Nio ET7 Meluncur di China, Sedan Listrik Mewah Pesaing Model S

SHANGHAI, Carvaganza.com – Pasar kendaraan listrik di China merupakan salah satu yang berkembang paling pesat di dunia. Salah satu pabrikan pemain utamanya, Nio, ikut mengikuti keinginan pasar dengan memperluas segmennya. Untuk pertama kalinya, Nio resmi menghadirkan model sedan mewah alias saloon bernama ET7.


Selama ini Nio yang juga adalah pabrikan asal China lebih dikenal dengan model supercar bertenaga listrik, yaitu Nio EP9. Menjadi halo car saat ini, EP9 juga adalah model pertama yang diproduksi oleh Nio, menyusul partisipasinya di Formula E. Line up model Nio kemudian meluas diisi oleh beberapa model SUV, yaitu EC6, ES6, dan ES8.


Nah, ET7 sendiri rencananya akan mulai dipasarkan untuk tahun 2022 mendatang. Klaimnya, Nio membekali ET7 dengan kemampuan jarak tempuh sampai 600 mil atau 965 kilometer, dan fitur berkendara otonom. Segmen yang diincar Nio untuk ET7 adalah sejajar dengan Tesla Model S, sebagai salah satu benchmark utama di kelas sedan full electric.Nio ET7 (rear)


Diungkapkan saat menggelar Nio Day, mobil ini akan dibangun memanfaatkan material baja dan alumunium ringan untuk chassisnya. Selain itu, sistem penggeraknya akan mengandalkan dua unit motor listrik. Motor listrik permanen di depan disebut menghasilkan tenaga 244 hp, disertai induksi motor di roda belakang dengan tenaga 407 hp. Secara total, output tenaga ET7 mencapai 652 hp dan torsinya 850 Nm.

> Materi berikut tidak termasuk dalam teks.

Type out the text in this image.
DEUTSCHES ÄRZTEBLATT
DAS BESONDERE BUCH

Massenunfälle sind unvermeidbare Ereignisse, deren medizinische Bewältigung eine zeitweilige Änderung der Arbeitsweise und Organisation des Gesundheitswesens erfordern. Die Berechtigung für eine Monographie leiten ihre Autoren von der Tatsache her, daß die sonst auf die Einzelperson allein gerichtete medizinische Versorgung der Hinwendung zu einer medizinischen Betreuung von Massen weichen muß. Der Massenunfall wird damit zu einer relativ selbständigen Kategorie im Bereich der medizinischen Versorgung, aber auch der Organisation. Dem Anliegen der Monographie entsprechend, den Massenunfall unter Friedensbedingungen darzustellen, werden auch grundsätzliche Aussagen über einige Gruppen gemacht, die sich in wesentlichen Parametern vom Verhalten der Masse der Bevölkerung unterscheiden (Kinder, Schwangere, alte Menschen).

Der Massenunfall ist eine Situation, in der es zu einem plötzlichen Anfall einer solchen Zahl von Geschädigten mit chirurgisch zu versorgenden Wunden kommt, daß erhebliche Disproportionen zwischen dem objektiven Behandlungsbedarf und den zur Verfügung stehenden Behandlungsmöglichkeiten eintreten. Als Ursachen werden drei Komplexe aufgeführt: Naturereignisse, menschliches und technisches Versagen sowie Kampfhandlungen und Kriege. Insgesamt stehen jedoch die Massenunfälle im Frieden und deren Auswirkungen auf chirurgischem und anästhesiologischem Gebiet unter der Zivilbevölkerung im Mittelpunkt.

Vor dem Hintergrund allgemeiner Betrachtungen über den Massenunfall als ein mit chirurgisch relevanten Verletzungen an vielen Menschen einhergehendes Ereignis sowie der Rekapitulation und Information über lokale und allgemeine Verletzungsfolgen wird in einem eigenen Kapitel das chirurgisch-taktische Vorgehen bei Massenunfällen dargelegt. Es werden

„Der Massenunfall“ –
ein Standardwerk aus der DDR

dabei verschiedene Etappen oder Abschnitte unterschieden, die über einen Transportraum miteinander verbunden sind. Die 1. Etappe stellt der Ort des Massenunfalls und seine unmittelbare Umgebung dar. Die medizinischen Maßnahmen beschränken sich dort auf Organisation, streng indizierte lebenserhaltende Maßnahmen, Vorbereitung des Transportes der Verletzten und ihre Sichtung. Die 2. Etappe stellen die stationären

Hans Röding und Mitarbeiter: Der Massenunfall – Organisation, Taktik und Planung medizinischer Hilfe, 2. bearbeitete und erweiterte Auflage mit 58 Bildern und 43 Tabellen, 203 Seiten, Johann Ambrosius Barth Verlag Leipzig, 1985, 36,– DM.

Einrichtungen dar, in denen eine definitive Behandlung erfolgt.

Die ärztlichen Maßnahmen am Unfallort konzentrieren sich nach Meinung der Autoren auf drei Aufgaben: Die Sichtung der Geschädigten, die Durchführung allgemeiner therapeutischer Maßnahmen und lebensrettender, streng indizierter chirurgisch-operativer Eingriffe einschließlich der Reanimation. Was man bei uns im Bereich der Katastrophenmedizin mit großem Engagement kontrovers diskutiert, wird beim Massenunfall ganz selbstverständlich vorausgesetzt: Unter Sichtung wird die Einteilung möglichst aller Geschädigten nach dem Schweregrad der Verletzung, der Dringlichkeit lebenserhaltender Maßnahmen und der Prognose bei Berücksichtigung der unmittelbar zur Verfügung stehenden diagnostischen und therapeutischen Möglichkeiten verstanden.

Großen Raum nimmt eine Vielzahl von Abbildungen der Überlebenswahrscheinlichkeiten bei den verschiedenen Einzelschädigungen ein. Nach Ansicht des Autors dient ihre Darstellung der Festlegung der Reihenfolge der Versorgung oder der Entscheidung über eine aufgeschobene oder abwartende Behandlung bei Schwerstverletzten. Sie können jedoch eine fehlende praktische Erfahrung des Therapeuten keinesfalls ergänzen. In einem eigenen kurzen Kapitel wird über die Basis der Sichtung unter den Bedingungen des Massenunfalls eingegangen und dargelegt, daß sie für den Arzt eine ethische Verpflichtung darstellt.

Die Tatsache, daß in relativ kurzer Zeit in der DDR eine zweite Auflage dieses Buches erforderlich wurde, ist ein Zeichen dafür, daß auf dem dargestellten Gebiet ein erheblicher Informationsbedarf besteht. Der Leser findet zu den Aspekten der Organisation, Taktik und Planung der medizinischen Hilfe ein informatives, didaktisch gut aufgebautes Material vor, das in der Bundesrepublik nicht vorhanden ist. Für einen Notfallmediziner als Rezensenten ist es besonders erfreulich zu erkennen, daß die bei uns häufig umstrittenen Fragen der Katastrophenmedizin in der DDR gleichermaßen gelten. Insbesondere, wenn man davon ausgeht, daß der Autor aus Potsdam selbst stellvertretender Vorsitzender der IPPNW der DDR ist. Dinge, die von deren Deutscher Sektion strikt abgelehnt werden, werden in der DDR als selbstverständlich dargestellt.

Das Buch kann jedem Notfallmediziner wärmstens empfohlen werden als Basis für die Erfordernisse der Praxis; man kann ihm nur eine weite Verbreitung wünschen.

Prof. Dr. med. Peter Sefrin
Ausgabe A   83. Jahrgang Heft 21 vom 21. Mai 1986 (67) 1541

Sementara akselerasi 0-100 km/jam dapat dicapainya dalam waktu 3,9 detik, Nio menyebut ET7 punya sistem penggerak elektrik yang lebih efisien. Dengan chassis ringan dan coefficient of drag 0,23Cd, menjadi pendukung  jauhnya jarak tempuh yang sanggup diberikan oleh mobil ini. Apalagi baterai memanfaatkan material karbit silicon.

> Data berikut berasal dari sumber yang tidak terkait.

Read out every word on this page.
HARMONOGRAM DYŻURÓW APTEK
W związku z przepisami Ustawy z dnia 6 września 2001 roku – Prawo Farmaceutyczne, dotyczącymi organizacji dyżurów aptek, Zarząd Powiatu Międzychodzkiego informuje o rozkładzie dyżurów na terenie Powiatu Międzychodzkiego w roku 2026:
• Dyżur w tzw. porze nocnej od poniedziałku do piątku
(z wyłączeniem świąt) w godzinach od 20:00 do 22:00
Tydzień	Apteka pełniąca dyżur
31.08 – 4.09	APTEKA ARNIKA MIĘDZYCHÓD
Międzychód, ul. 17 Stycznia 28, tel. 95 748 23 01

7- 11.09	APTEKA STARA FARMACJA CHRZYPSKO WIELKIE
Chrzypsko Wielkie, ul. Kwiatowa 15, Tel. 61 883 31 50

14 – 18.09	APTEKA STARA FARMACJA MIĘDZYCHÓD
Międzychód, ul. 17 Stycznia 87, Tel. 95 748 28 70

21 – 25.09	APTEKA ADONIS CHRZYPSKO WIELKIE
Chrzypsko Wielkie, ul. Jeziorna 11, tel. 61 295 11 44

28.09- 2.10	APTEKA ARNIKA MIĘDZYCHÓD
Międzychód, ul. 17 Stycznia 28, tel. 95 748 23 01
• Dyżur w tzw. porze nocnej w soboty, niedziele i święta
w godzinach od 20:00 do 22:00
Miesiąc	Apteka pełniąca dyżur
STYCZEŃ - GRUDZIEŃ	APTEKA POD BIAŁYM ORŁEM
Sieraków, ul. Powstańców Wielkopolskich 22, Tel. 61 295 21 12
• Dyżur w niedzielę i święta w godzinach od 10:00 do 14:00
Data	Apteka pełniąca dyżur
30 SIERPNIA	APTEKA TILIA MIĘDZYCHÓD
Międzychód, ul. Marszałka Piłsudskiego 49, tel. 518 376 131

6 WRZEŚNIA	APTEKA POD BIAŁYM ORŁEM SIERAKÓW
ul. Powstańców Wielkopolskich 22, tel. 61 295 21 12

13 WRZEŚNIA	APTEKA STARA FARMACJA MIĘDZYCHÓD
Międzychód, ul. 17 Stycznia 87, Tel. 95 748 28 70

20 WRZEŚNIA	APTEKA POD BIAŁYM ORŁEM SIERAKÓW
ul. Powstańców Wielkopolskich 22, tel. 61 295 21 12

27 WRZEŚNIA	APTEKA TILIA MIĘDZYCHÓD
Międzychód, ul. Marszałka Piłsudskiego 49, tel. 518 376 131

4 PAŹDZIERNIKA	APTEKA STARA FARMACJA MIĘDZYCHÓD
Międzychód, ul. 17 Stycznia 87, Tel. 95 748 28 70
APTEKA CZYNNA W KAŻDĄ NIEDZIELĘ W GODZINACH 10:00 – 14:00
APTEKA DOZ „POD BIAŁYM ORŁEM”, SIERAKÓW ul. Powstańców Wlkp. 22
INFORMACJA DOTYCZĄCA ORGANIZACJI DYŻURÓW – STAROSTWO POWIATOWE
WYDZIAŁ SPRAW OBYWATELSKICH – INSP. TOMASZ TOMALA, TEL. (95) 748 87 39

Setidaknya akan ada tiga opsi baterai yang ditawarkan oleh Nio untuk ET7. Varian entry level menggunakan baterai 70 kWh yang menawarkan daya tempuh sejauh hampir 500 kilometer, lalu baterai 100 KWh untuk sejauh 700 kilometer, dan yang tertinggi 150 kWh untuk bisa mencapai 999 kilometer. Angka yang ditawarkan tersebut berbasis penghitungan sistem NEDC di China.Nio ET7 (electric motor)


Satu hal menarik yang akan ditawarkan Nio adalah kemampuan bertukar baterai. Jadi dengan mendatangi stasiun pengisian khusus, pengguna bisa menukar baterai yang kosong dengan unit baru yang sudah penuh. Jadi dengan skema ini, waktu pengisian baterai (charging) yang memakan waktu lama bisa dihindari untuk mereka yang dikejar waktu.


Sementara soal autonomous driving, ET7 dibekali sebanyak 33 unit sensor high performance yang tertanam di dalam body tanpa kompromikan desain cantiknya. Rangkaian sensor tadi terhubung ke sistem computer canggih, yang dapat mengolah data sampai 8GB setiap detiknya. Namun sejauh ini belum diungkap apa saja fitur dari sistem autonomous driving yang tersimpan dalam ET7.


Dengan harga jual sekitar US$ 68.902 atau setara Rp 975 jutaan, ET7 baru akan dipasarkan oleh Nio mulai awal tahun 2022 mendatang. Ada opsi untuk bisa mendapatkan harga lebih terjangkau, yaitu dengan mengambil layanan berlangganan baterai. Sementara 19 fitur pendukung pengemudi pada ET7 bisa menjadi standar, bila mengambil paket langganan khusus setiap bulannya.